Significant Georgia court decision on municipal and state liability
There was a potentially significant decision on February 19th in the Georgia Court of Appeals. It involves two of the most notriously scandalous avoidances of accountability in metro Atlanta — taxi cabs and the City of Atlanta — as well as the notoriously tough area of DOT liability for road design and maintenance. I’m confident that my brethren and I will be diagraming the sentences in this decision for some time to come.

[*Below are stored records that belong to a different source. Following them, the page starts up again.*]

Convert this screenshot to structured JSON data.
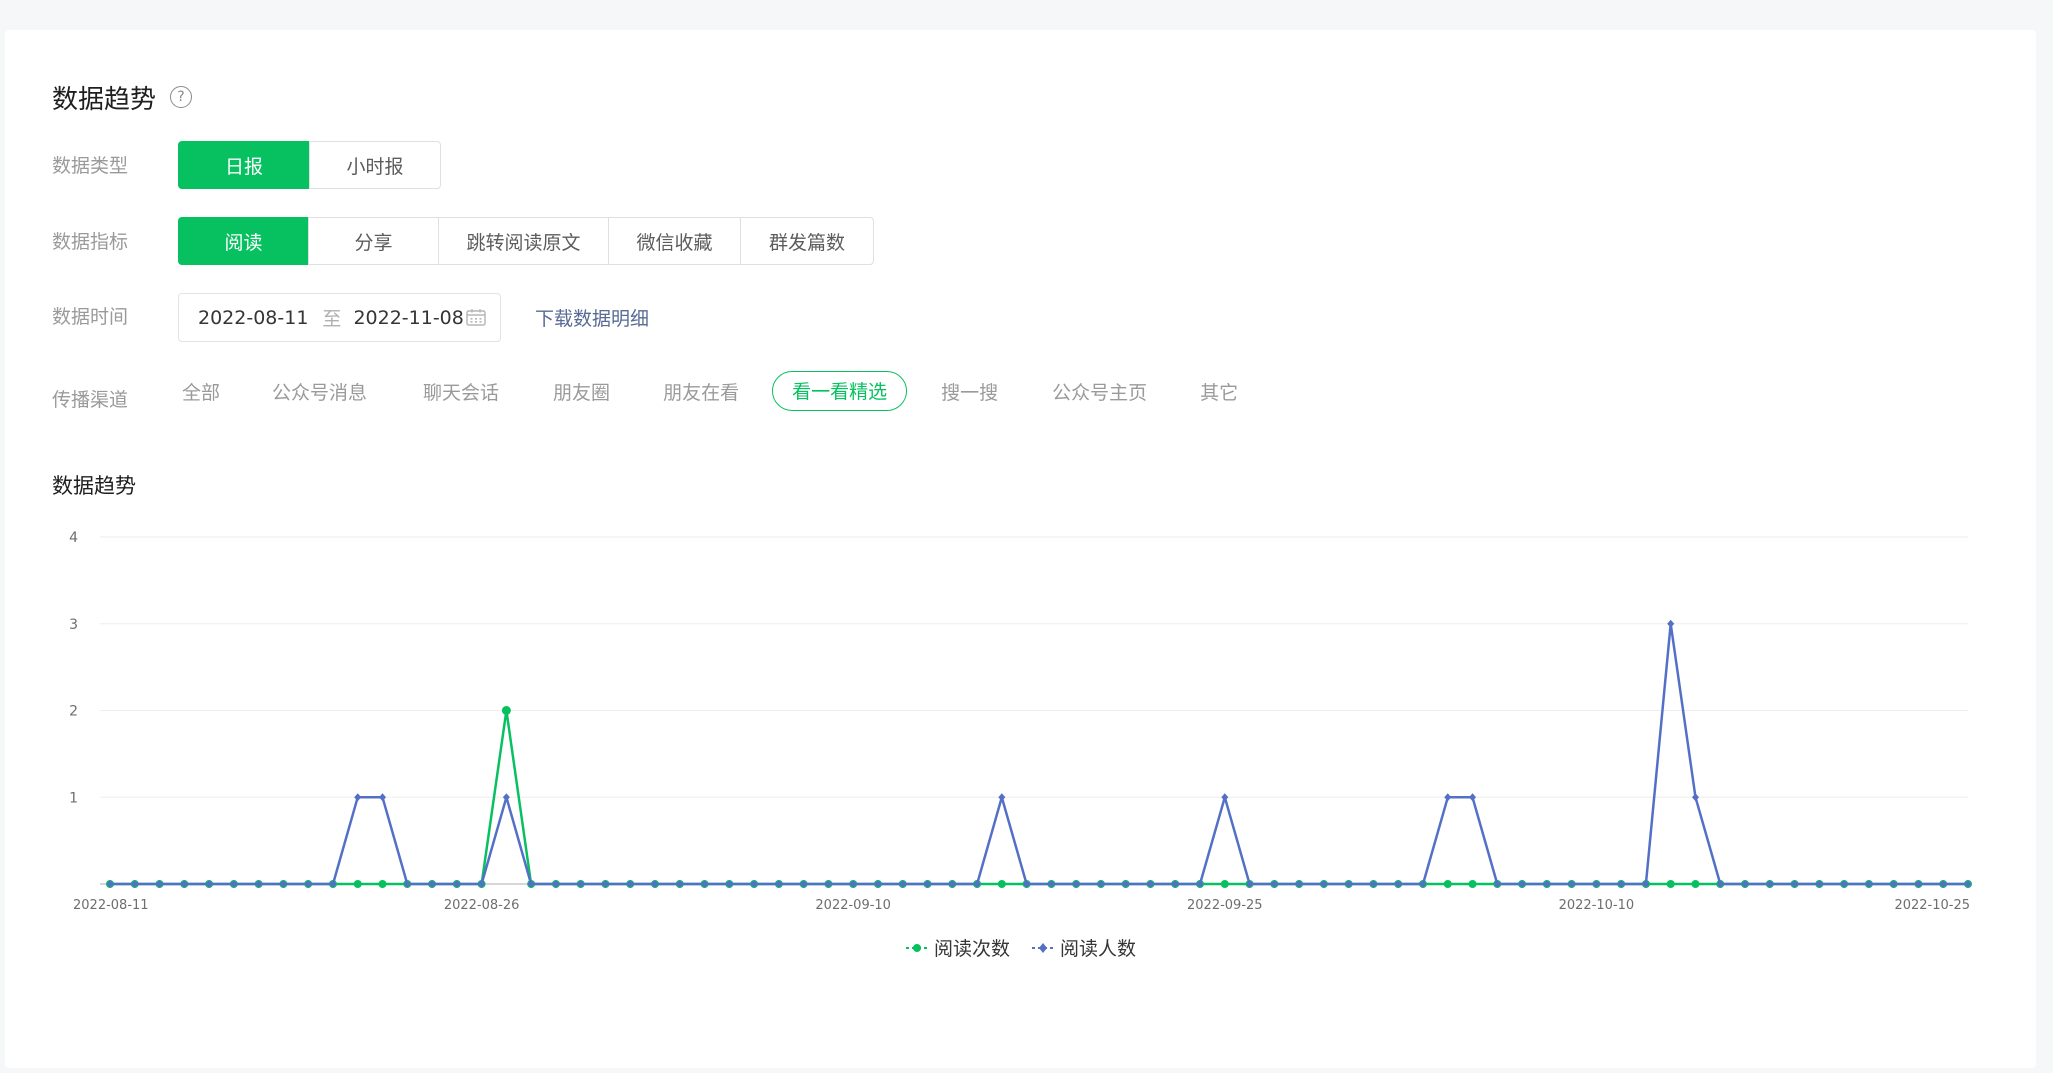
{
  "header": {
    "title": "数据趋势",
    "help_icon": "question-circle-icon"
  },
  "data_type": {
    "label": "数据类型",
    "options": [
      "日报",
      "小时报"
    ],
    "selected": "日报"
  },
  "metric": {
    "label": "数据指标",
    "options": [
      "阅读",
      "分享",
      "跳转阅读原文",
      "微信收藏",
      "群发篇数"
    ],
    "selected": "阅读"
  },
  "time": {
    "label": "数据时间",
    "start": "2022-08-11",
    "separator": "至",
    "end": "2022-11-08",
    "icon": "calendar-icon",
    "download_label": "下载数据明细"
  },
  "channel": {
    "label": "传播渠道",
    "options": [
      "全部",
      "公众号消息",
      "聊天会话",
      "朋友圈",
      "朋友在看",
      "看一看精选",
      "搜一搜",
      "公众号主页",
      "其它"
    ],
    "selected": "看一看精选"
  },
  "colors": {
    "accent": "#07c160",
    "link": "#576b95",
    "series2": "#5470c6"
  },
  "chart_data": {
    "type": "line",
    "title": "数据趋势",
    "x_start": "2022-08-11",
    "x_end": "2022-10-25",
    "x_tick_labels": [
      "2022-08-11",
      "2022-08-26",
      "2022-09-10",
      "2022-09-25",
      "2022-10-10",
      "2022-10-25"
    ],
    "ylim": [
      0,
      4
    ],
    "y_ticks": [
      1,
      2,
      3,
      4
    ],
    "grid": true,
    "legend_position": "bottom-center",
    "series": [
      {
        "name": "阅读次数",
        "color": "#07c160",
        "marker": "circle",
        "points": [
          {
            "x": "2022-08-27",
            "y": 2
          }
        ]
      },
      {
        "name": "阅读人数",
        "color": "#5470c6",
        "marker": "diamond",
        "points": [
          {
            "x": "2022-08-21",
            "y": 1
          },
          {
            "x": "2022-08-22",
            "y": 1
          },
          {
            "x": "2022-08-27",
            "y": 1
          },
          {
            "x": "2022-09-16",
            "y": 1
          },
          {
            "x": "2022-09-25",
            "y": 1
          },
          {
            "x": "2022-10-04",
            "y": 1
          },
          {
            "x": "2022-10-05",
            "y": 1
          },
          {
            "x": "2022-10-13",
            "y": 3
          },
          {
            "x": "2022-10-14",
            "y": 1
          }
        ]
      }
    ]
  }
}
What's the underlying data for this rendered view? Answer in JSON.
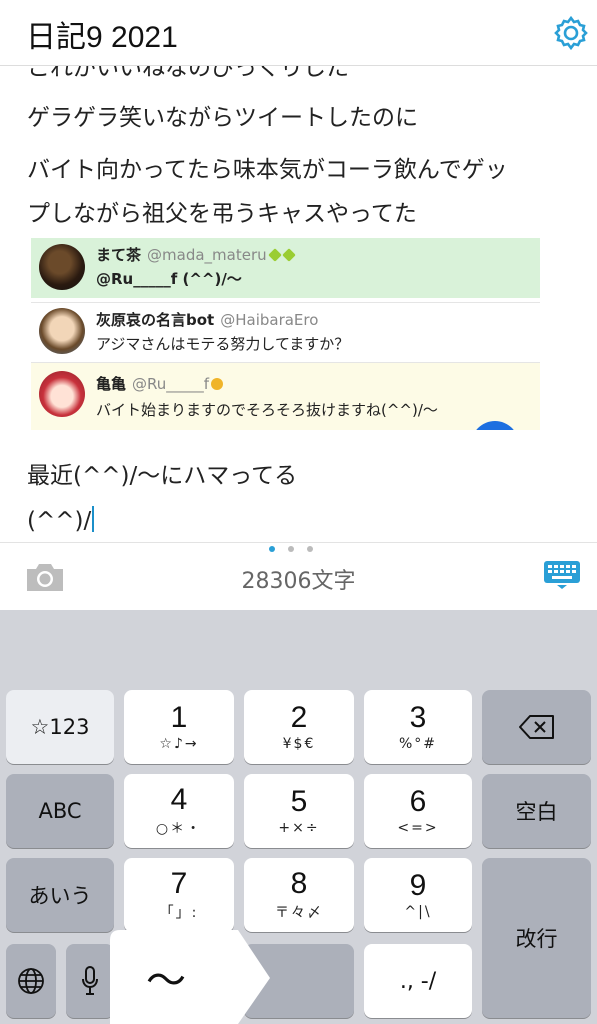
{
  "header": {
    "title": "日記9 2021",
    "settings_icon": "gear-icon"
  },
  "editor": {
    "lines": [
      "これがいいねなのびっくりした",
      "ゲラゲラ笑いながらツイートしたのに",
      "バイト向かってたら味本気がコーラ飲んでゲッ",
      "プしながら祖父を弔うキャスやってた",
      "最近(^^)/〜にハマってる",
      "(^^)/"
    ],
    "tweets": [
      {
        "name": "まて茶",
        "handle": "@mada_materu",
        "body": "@Ru_____f (^^)/〜"
      },
      {
        "name": "灰原哀の名言bot",
        "handle": "@HaibaraEro",
        "body": "アジマさんはモテる努力してますか？"
      },
      {
        "name": "亀亀",
        "handle": "@Ru_____f",
        "body": "バイト始まりますのでそろそろ抜けますね(^^)/〜"
      }
    ]
  },
  "toolbar": {
    "char_count": "28306文字",
    "camera_icon": "camera-icon",
    "keyboard_icon": "keyboard-icon",
    "page_dots": 3,
    "active_dot": 0
  },
  "keyboard": {
    "left": {
      "sym": "☆123",
      "abc": "ABC",
      "kana": "あいう"
    },
    "keys": [
      {
        "main": "1",
        "sub": "☆♪→"
      },
      {
        "main": "2",
        "sub": "¥$€"
      },
      {
        "main": "3",
        "sub": "%°#"
      },
      {
        "main": "4",
        "sub": "○＊・"
      },
      {
        "main": "5",
        "sub": "+×÷"
      },
      {
        "main": "6",
        "sub": "<=>"
      },
      {
        "main": "7",
        "sub": "「」:"
      },
      {
        "main": "8",
        "sub": "〒々〆"
      },
      {
        "main": "9",
        "sub": "^|\\"
      },
      {
        "main": "",
        "sub": "., -/"
      }
    ],
    "right": {
      "space": "空白",
      "return": "改行"
    },
    "popup_char": "〜"
  },
  "colors": {
    "accent": "#2a9fd6",
    "keyboard_bg": "#d1d3d9",
    "dark_key": "#acb0ba"
  }
}
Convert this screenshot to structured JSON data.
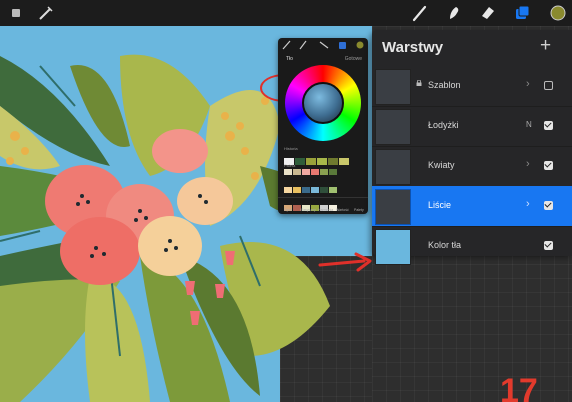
{
  "colors": {
    "canvas_bg": "#6ab7de",
    "panel_bg": "#262628",
    "selected_layer": "#1877f2",
    "step_number": "#e23a2c",
    "active_color_chip": "#2f6fd6",
    "active_swatch": "#8a8a2e"
  },
  "toolbar": {
    "tools": [
      {
        "icon": "brush-icon"
      },
      {
        "icon": "smudge-icon"
      },
      {
        "icon": "eraser-icon"
      },
      {
        "icon": "layers-icon"
      },
      {
        "icon": "color-swatch-icon"
      }
    ]
  },
  "color_picker": {
    "title": "Tło",
    "right_label": "Gotowe",
    "history_label": "Historia",
    "palette_label": "Paleta",
    "history_colors": [
      "#f0f0f0",
      "#2f5d3a",
      "#9aa23a",
      "#a8b84a",
      "#6f7a2e",
      "#c9c76a"
    ],
    "palette_colors": [
      "#e9e1c8",
      "#c8b890",
      "#f0a8a0",
      "#e87870",
      "#8aa050",
      "#5a7a3a",
      "#f5d6a0",
      "#e8c060",
      "#3a6a8a",
      "#7ab8d8",
      "#2f4f3a",
      "#a0c070",
      "#d8a878",
      "#b06050",
      "#e8e8c8",
      "#98a840",
      "#d0d0d0",
      "#f5f0e0"
    ],
    "tabs_bottom": [
      "Dysk",
      "Klasyczny",
      "Harmonia",
      "Wartość",
      "Palety"
    ]
  },
  "layers_panel": {
    "title": "Warstwy",
    "add_label": "+",
    "items": [
      {
        "name": "Szablon",
        "locked": true,
        "checked": false,
        "selected": false,
        "mode": ""
      },
      {
        "name": "Łodyżki",
        "locked": false,
        "checked": true,
        "selected": false,
        "mode": "N"
      },
      {
        "name": "Kwiaty",
        "locked": false,
        "checked": true,
        "selected": false,
        "mode": ""
      },
      {
        "name": "Liście",
        "locked": false,
        "checked": true,
        "selected": true,
        "mode": ""
      },
      {
        "name": "Kolor tła",
        "locked": false,
        "checked": true,
        "selected": false,
        "mode": ""
      }
    ]
  },
  "annotation": {
    "step_number": "17"
  }
}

The wrongful death case arose when a taxicab in which the decednt was riding spun out of control on a wet overpass and collided with a tree. The Court held that the trial court erred in granting summary judgment to Greg Shepard, a Vehicle for Hire Inspector employed by the city of Atlanta, who inspected the taxicab on the day before the deadly accident. Shepard was not immune from liability, because his position as an inspector required him to enforce all state codes; O.C.G.A. § 40-8-74 (e) (1) mandates a minimum tread depth of 2/32 inch for tires on passenger vehicles; the evidence showed that the taxicab had no tread on its rear tires; Shepard was required to check the minimum tread depth on the taxicab’s tires and he was required to complete an inspection checklist before he could pass the taxicab as safe, which he did not do, since he merely wrote pass on the front of the form without checking any of the boxes indicating whether the taxicab’s exterior and interior parts, including the tires, were functioning properly. Since Shepard’s required tasks were simple, absolute and definite, they were ministerial, not discretionary.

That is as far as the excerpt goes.